İstanbul'un 'Hat Sanatı' tarihinde önemli alan: Merkez Efendi Haziresi ve Külliyesi

Merkez Efendi Haziresi; hat sanatı, mezar kültürü ve tarihî şahsiyetlerin birlikteliğiyle İstanbul'un en önemli kültürel alanlarından biridir. UNESCO koruması altındaki bu bölge, yalnızca dini değil, aynı zamanda sanat ve kültür tarihi açısından da eşsizdir.

Hazire, cami, tekke veya külliye gibi dini yapıların çevresinde bulunan, genellikle seçkin kişilerin defnedildiği küçük mezarlıklardır. Osmanlı'da özellikle din, sanat ve ilim insanlarına ayrılır, mezar taşlarının sanatsal değeriyle mimari ve epigrafik önem taşır.

MERKEZ EFENDİ KİMDİR Asıl adı Musa bin Muslihiddin olan Merkez Efendi (ö. 1552), Halvetiyye tarikatının Sünbülî koluna mensup büyük bir mutasavvıftır. Manisa'da doğmuş, İstanbul'a gelip Sünbül Efendi'den tasavvuf eğitimi almıştır. 23 yıl boyunca Halvetîliğin önemli temsilcisi olmuş, tıbbi otlar ve şifalı karışımlar konusundaki bilgisiyle halk arasında ün kazanmıştır. Zeytinburnu'ndaki tekkesinin bahçesine defnedilmiş ve ardından adına külliye inşa edilmiştir.

İstanbul'un hazirelerini gezmeye devam ediyoruz. Merkez Efendi Haziresi'nin hat sanatımız açısından çok önemli bir yere sahip olduğunu bu araştırma ile öğrenmiş bulunuyorum. Burada bulunan mezar taşlarının büyük kısmı, Osmanlı'nın önde gelen hattatları tarafından yazılmış. Bu bilgiyi paylaşmak benim için oldukça heyecan verici.

HATIRALAR TAŞLARA KAZINMIŞ

İstanbul'un kalbinde, surların gölgesinde sessizce zamana direnen bir külliye yer alır: Merkez Efendi Külliyesi ve onun çevresini kuşatan zarif haziresi. Yalnızca bir mezarlık değil, aynı zamanda Osmanlı'dan Cumhuriyet'e uzanan bir hatırat sahnesi olan bu alan; içinde yatan ilim, sanat ve siyaset insanlarıyla İstanbul'un hafızasını taşır.
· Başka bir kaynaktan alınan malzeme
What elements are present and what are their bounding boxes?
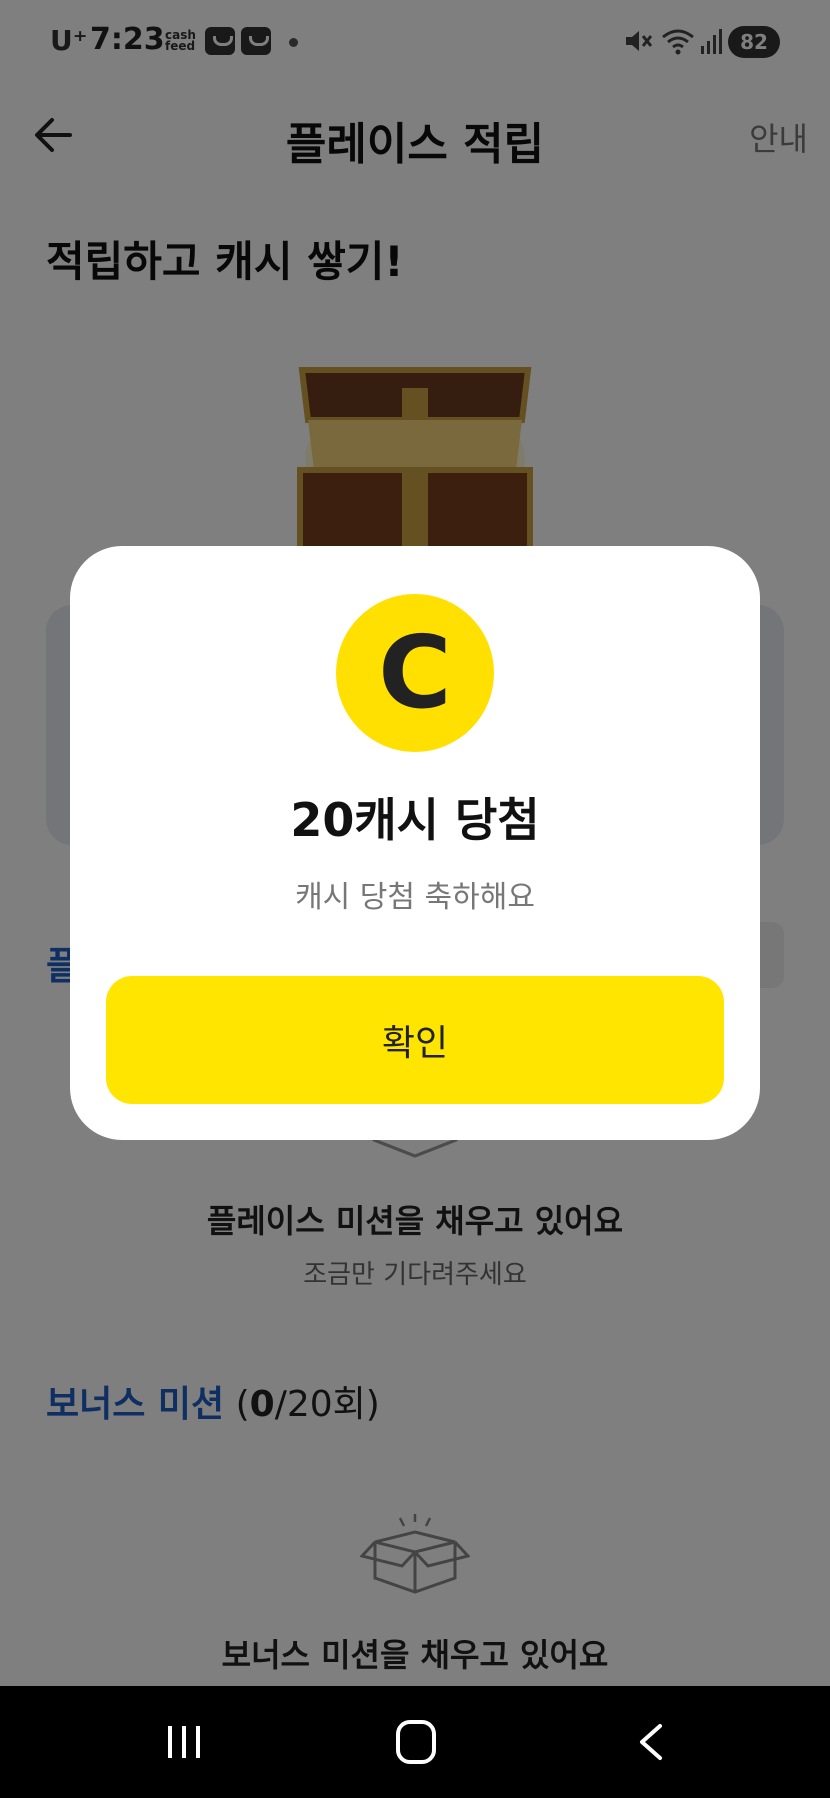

Her biri ayrı bir hikâye anlatan mezar taşları, üzerlerindeki zarif hatlarla sadece ölümün değil, estetiğin ve maneviyatın da izlerini yansıtır.
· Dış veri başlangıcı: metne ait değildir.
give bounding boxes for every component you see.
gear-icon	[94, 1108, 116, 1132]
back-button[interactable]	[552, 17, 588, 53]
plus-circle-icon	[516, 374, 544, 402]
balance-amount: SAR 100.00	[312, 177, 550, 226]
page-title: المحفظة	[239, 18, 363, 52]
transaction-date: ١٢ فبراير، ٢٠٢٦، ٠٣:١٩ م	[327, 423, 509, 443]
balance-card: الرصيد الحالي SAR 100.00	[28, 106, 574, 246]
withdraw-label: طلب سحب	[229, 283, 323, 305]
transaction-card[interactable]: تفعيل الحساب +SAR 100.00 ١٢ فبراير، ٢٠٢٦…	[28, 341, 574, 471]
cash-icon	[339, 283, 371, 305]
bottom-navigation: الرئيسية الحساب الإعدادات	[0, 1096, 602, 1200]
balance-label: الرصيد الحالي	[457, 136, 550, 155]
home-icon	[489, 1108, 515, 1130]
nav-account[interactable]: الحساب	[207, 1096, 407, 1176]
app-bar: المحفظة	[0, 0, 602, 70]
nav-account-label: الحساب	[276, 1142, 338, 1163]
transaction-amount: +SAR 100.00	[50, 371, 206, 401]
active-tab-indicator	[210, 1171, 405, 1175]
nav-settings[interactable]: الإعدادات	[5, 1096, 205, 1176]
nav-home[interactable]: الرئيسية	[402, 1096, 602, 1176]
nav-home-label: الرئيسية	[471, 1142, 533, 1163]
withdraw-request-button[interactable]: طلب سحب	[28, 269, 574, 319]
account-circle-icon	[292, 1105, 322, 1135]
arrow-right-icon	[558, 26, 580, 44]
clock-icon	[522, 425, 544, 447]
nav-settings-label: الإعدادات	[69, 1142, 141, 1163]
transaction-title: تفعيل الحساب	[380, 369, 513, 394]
KÜLLİYENİN TARİHÇESİ VE GELİŞİMİ

Merkez Efendi (Musa bin Muslihiddin, ö. 1552), Halvetiyye tarikatının Sünbülî kolunun önemli şeyhlerindendir. Sünbül Efendi'nin vefatı sonrası 23 yıl boyunca şeyhlik yapmış ve kendi tekkesinin bahçesine defnedilmiştir. Zamanla Şah Sultan'ın vakfiyesi ve Mimar Sinan'ın katkılarıyla büyük bir külliyeye dönüşmüştür. Cami, hamam, tekke, tevhidhâne, çilehane, derviş hücreleri, mutfak, selamlık, türbe ve hazireden oluşur. XVIII. yüzyıl ortalarından itibaren mezarlık olarak da kullanılmaya başlanmış, zamanla farklı kesimlerden insanların defnedildiği büyük bir mezarlığa dönüşmüştür.

UNESCO DÜNYA MİRASI KAPSAMINDA

Merkez Efendi Haziresi, 1985'te UNESCO Dünya Mirası Listesi'ne giren "İstanbul'un Tarihi Alanları" bileşeninin bir parçasıdır. 1995'te sit alanı ilan edilen bölge, mimari ve kültürel peyzaj unsurlarının korunmasında örnek olarak gösterilmektedir.